Translating the new songs in a live setting will also be a bit different, Bowers-Castillo adds. He and his bandmates — Will Parkhill (bass), Michael Devincenzi (drums) and Fez Garcia (live percussion) — worked to boil down the tracks and reimagine them for concerts. Kiltro uses a recorded “rubric” for reference, Bowers-Castillo says, but once the group hits the stage, the crowd and space are big factors in dictating where each tune ultimately goes.
“It’s definitely been a chore figuring out how to do the [songs] live. We’re at a point now where we’re really excited about them, we’re proud of them,” he says, adding that the band has workshopped some Underbelly songs live already. “There will be certain little moments where we can say, ‘Okay, the energy goes low here and turns back up.’ Some things work and some things don’t. It’s just a process of figuring out what that is. ... Sections will change in length. There will be little things that we do differently...or loops that I omit sometimes, depending on how the room feels.”
He and the band are constantly “reading and responding” to the audience in front of them to create a “connection that you’re all in this space together,” according to Bowers-Castillo.

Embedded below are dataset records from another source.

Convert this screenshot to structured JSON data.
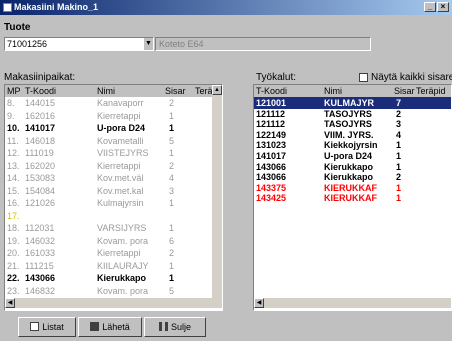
{
  "window": {
    "title": "Makasiini Makino_1"
  },
  "tuote": {
    "label": "Tuote",
    "value": "71001256",
    "secondary_value": "Koteto E64"
  },
  "left_panel": {
    "label": "Makasiinipaikat:",
    "columns": [
      "MP",
      "T-Koodi",
      "Nimi",
      "Sisar",
      "Terä"
    ],
    "rows": [
      {
        "mp": "8.",
        "code": "144015",
        "name": "Kanavaporr",
        "sisar": "2",
        "style": "gray"
      },
      {
        "mp": "9.",
        "code": "162016",
        "name": "Kierretappi",
        "sisar": "1",
        "style": "gray"
      },
      {
        "mp": "10.",
        "code": "141017",
        "name": "U-pora D24",
        "sisar": "1",
        "style": "black"
      },
      {
        "mp": "11.",
        "code": "146018",
        "name": "Kovametalli",
        "sisar": "5",
        "style": "gray"
      },
      {
        "mp": "12.",
        "code": "111019",
        "name": "VIISTEJYRS",
        "sisar": "1",
        "style": "gray"
      },
      {
        "mp": "13.",
        "code": "162020",
        "name": "Kierretappi",
        "sisar": "2",
        "style": "gray"
      },
      {
        "mp": "14.",
        "code": "153083",
        "name": "Kov.met.väl",
        "sisar": "4",
        "style": "gray"
      },
      {
        "mp": "15.",
        "code": "154084",
        "name": "Kov.met.kal",
        "sisar": "3",
        "style": "gray"
      },
      {
        "mp": "16.",
        "code": "121026",
        "name": "Kulmajyrsin",
        "sisar": "1",
        "style": "gray"
      },
      {
        "mp": "17.",
        "code": "",
        "name": "",
        "sisar": "",
        "style": "yellow"
      },
      {
        "mp": "18.",
        "code": "112031",
        "name": "VARSIJYRS",
        "sisar": "1",
        "style": "gray"
      },
      {
        "mp": "19.",
        "code": "146032",
        "name": "Kovam. pora",
        "sisar": "6",
        "style": "gray"
      },
      {
        "mp": "20.",
        "code": "161033",
        "name": "Kierretappi",
        "sisar": "2",
        "style": "gray"
      },
      {
        "mp": "21.",
        "code": "111215",
        "name": "KIILAURAJY",
        "sisar": "1",
        "style": "gray"
      },
      {
        "mp": "22.",
        "code": "143066",
        "name": "Kierukkapo",
        "sisar": "1",
        "style": "black"
      },
      {
        "mp": "23.",
        "code": "146832",
        "name": "Kovam. pora",
        "sisar": "5",
        "style": "gray"
      }
    ]
  },
  "right_panel": {
    "label": "Työkalut:",
    "checkbox_label": "Näytä kaikki sisaret",
    "columns": [
      "T-Koodi",
      "Nimi",
      "Sisar",
      "Teräpid"
    ],
    "rows": [
      {
        "code": "121001",
        "name": "KULMAJYR",
        "sisar": "7",
        "style": "selected"
      },
      {
        "code": "121112",
        "name": "TASOJYRS",
        "sisar": "2",
        "style": "black"
      },
      {
        "code": "121112",
        "name": "TASOJYRS",
        "sisar": "3",
        "style": "black"
      },
      {
        "code": "122149",
        "name": "VIIM. JYRS.",
        "sisar": "4",
        "style": "black"
      },
      {
        "code": "131023",
        "name": "Kiekkojyrsin",
        "sisar": "1",
        "style": "black"
      },
      {
        "code": "141017",
        "name": "U-pora D24",
        "sisar": "1",
        "style": "black"
      },
      {
        "code": "143066",
        "name": "Kierukkapo",
        "sisar": "1",
        "style": "black"
      },
      {
        "code": "143066",
        "name": "Kierukkapo",
        "sisar": "2",
        "style": "black"
      },
      {
        "code": "143375",
        "name": "KIERUKKAF",
        "sisar": "1",
        "style": "red"
      },
      {
        "code": "143425",
        "name": "KIERUKKAF",
        "sisar": "1",
        "style": "red"
      }
    ]
  },
  "buttons": {
    "listat": "Listat",
    "laheta": "Lähetä",
    "sulje": "Sulje"
  },
  "colors": {
    "selected_row": "#1b2d7a",
    "alert_row": "#ff0000",
    "inactive_row": "#9a9a9a"
  }
}
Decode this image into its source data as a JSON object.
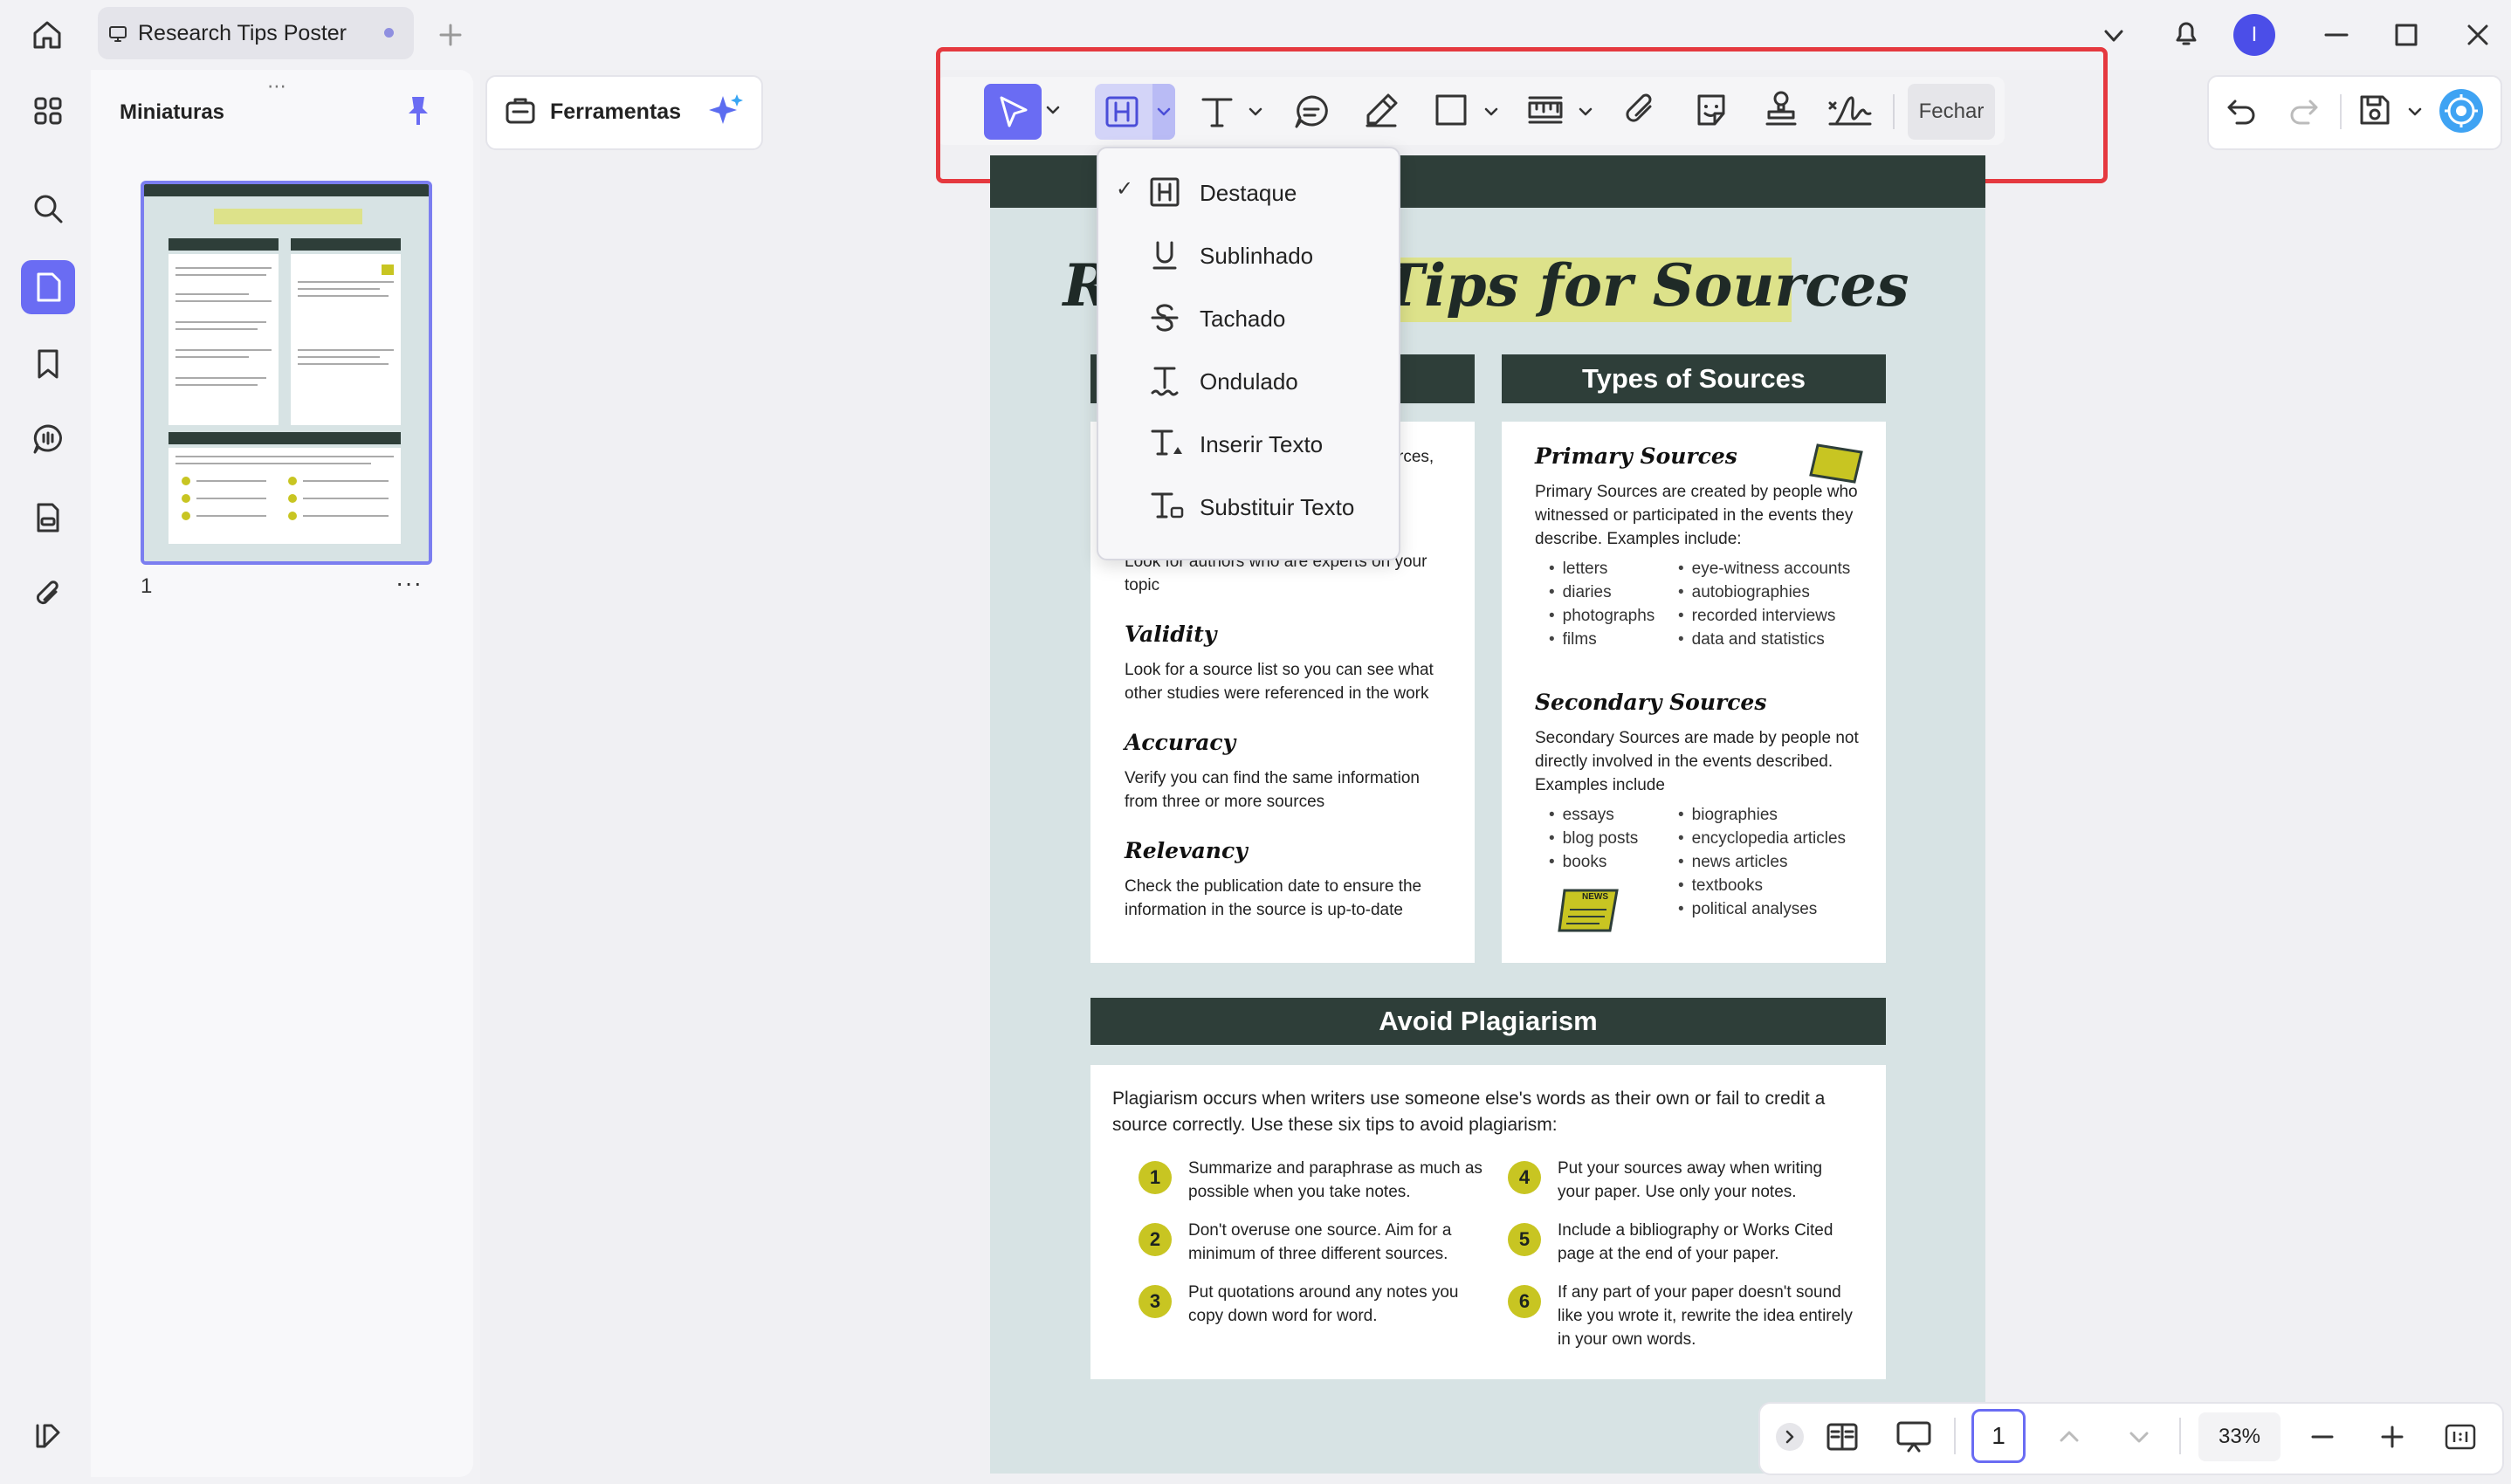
{
  "tab": {
    "title": "Research Tips Poster"
  },
  "user": {
    "avatar_letter": "I"
  },
  "thumbnails": {
    "title": "Miniaturas",
    "page_number": "1"
  },
  "tools": {
    "label": "Ferramentas"
  },
  "toolbar": {
    "close_label": "Fechar"
  },
  "dropdown": {
    "items": [
      {
        "label": "Destaque",
        "checked": true
      },
      {
        "label": "Sublinhado"
      },
      {
        "label": "Tachado"
      },
      {
        "label": "Ondulado"
      },
      {
        "label": "Inserir Texto"
      },
      {
        "label": "Substituir Texto"
      }
    ]
  },
  "poster": {
    "title": "Research Tips for Sources",
    "left_panel": {
      "partial_line": "rces,",
      "authority_text": "Look for authors who are experts on your topic",
      "sections": [
        {
          "head": "Validity",
          "text": "Look for a source list so you can see what other studies were referenced in the work"
        },
        {
          "head": "Accuracy",
          "text": "Verify you can find the same information from three or more sources"
        },
        {
          "head": "Relevancy",
          "text": "Check the publication date to ensure the information in the source is up-to-date"
        }
      ]
    },
    "right_panel": {
      "header": "Types of Sources",
      "primary": {
        "head": "Primary Sources",
        "text": "Primary Sources are created by people who witnessed or participated in the events they describe. Examples include:",
        "col1": [
          "letters",
          "diaries",
          "photographs",
          "films"
        ],
        "col2": [
          "eye-witness accounts",
          "autobiographies",
          "recorded interviews",
          "data and statistics"
        ]
      },
      "secondary": {
        "head": "Secondary Sources",
        "text": "Secondary Sources are made by people not directly involved in the events described. Examples include",
        "col1": [
          "essays",
          "blog posts",
          "books"
        ],
        "col2": [
          "biographies",
          "encyclopedia articles",
          "news articles",
          "textbooks",
          "political analyses"
        ]
      },
      "news_label": "NEWS"
    },
    "plagiarism": {
      "header": "Avoid Plagiarism",
      "intro": "Plagiarism occurs when writers use someone else's words as their own or fail to credit a source correctly. Use these six tips to avoid plagiarism:",
      "tips": [
        {
          "n": "1",
          "text": "Summarize and paraphrase as much as possible when you take notes."
        },
        {
          "n": "2",
          "text": "Don't overuse one source. Aim for a minimum of three different sources."
        },
        {
          "n": "3",
          "text": "Put quotations around any notes you copy down word for word."
        },
        {
          "n": "4",
          "text": "Put your sources away when writing your paper. Use only your notes."
        },
        {
          "n": "5",
          "text": "Include a bibliography or Works Cited page at the end of your paper."
        },
        {
          "n": "6",
          "text": "If any part of your paper doesn't sound like you wrote it, rewrite the idea entirely in your own words."
        }
      ]
    }
  },
  "bottom": {
    "page": "1",
    "zoom": "33%"
  },
  "colors": {
    "accent": "#6a6cf3",
    "header": "#2e3e39",
    "highlight": "#dde28a",
    "frame": "#e5393f"
  }
}
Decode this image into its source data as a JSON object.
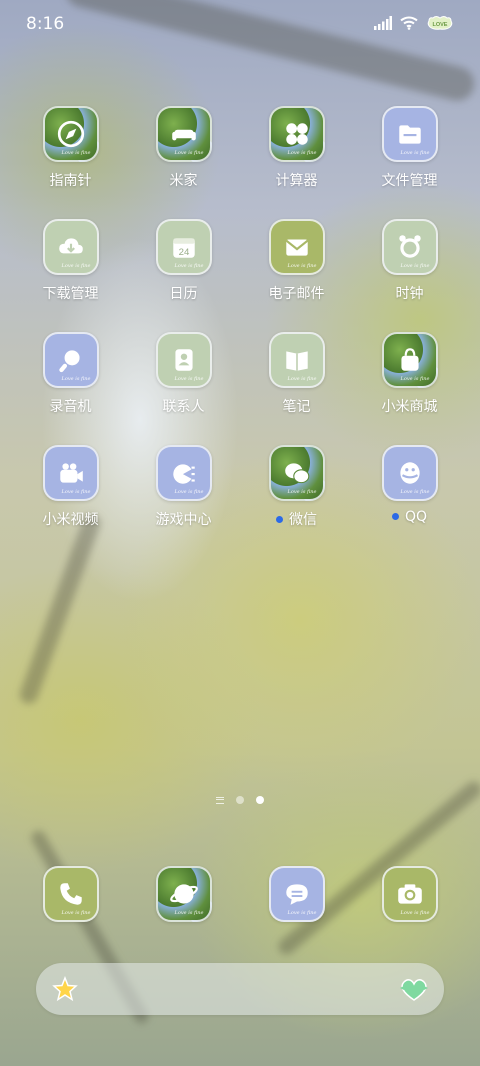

“I always want to leave room for the songs to breathe and adapt,” he adds. “I think that’s an important dimension of live performance — having that ability to read the room a little bit and interact with the audience on a musical level. I think people appreciate that.”
Bowers-Castillo and Kiltro pull sounds from all over the world, from Latin American legends such as Violeta Parra, Víctor Jara and Atahualpa Yupanqui to more contemporary acts including Rhode Island prog-rockers The Dear Hunter and Ghanaian-American singer-songwriter Moses Somney. Kiltro songs like “Softy” and “All the Time in the World” are mixtures of danceable melodies and spaced-out jams.
Bowers-Castillo admits that “Softy” didn’t initially feel like a Kiltro song, particularly since it was one of the first the band wrote while working on Underbelly. But as the record came together, track by track, the song felt more prophetic than anything. “It was recorded early in the recording process of the album, but it was like it was anticipating where we were actually going to go,” he explains.
Like most Kiltro tunes, the song is is “rhythmic and emotive” at its core, he adds, which always translates well to energetic sets.
“Be ready to dance if you come to a show,” Bowers-Castillo says. “The live shows, at the end of the day, are almost like a different art form. I would say our shows definitely intentionally sound different than the experience of listening to the album on headphones.”
Kiltro, 7 p.m. Thursday, June 1, Mercury Cafe, 2199 California Street, free.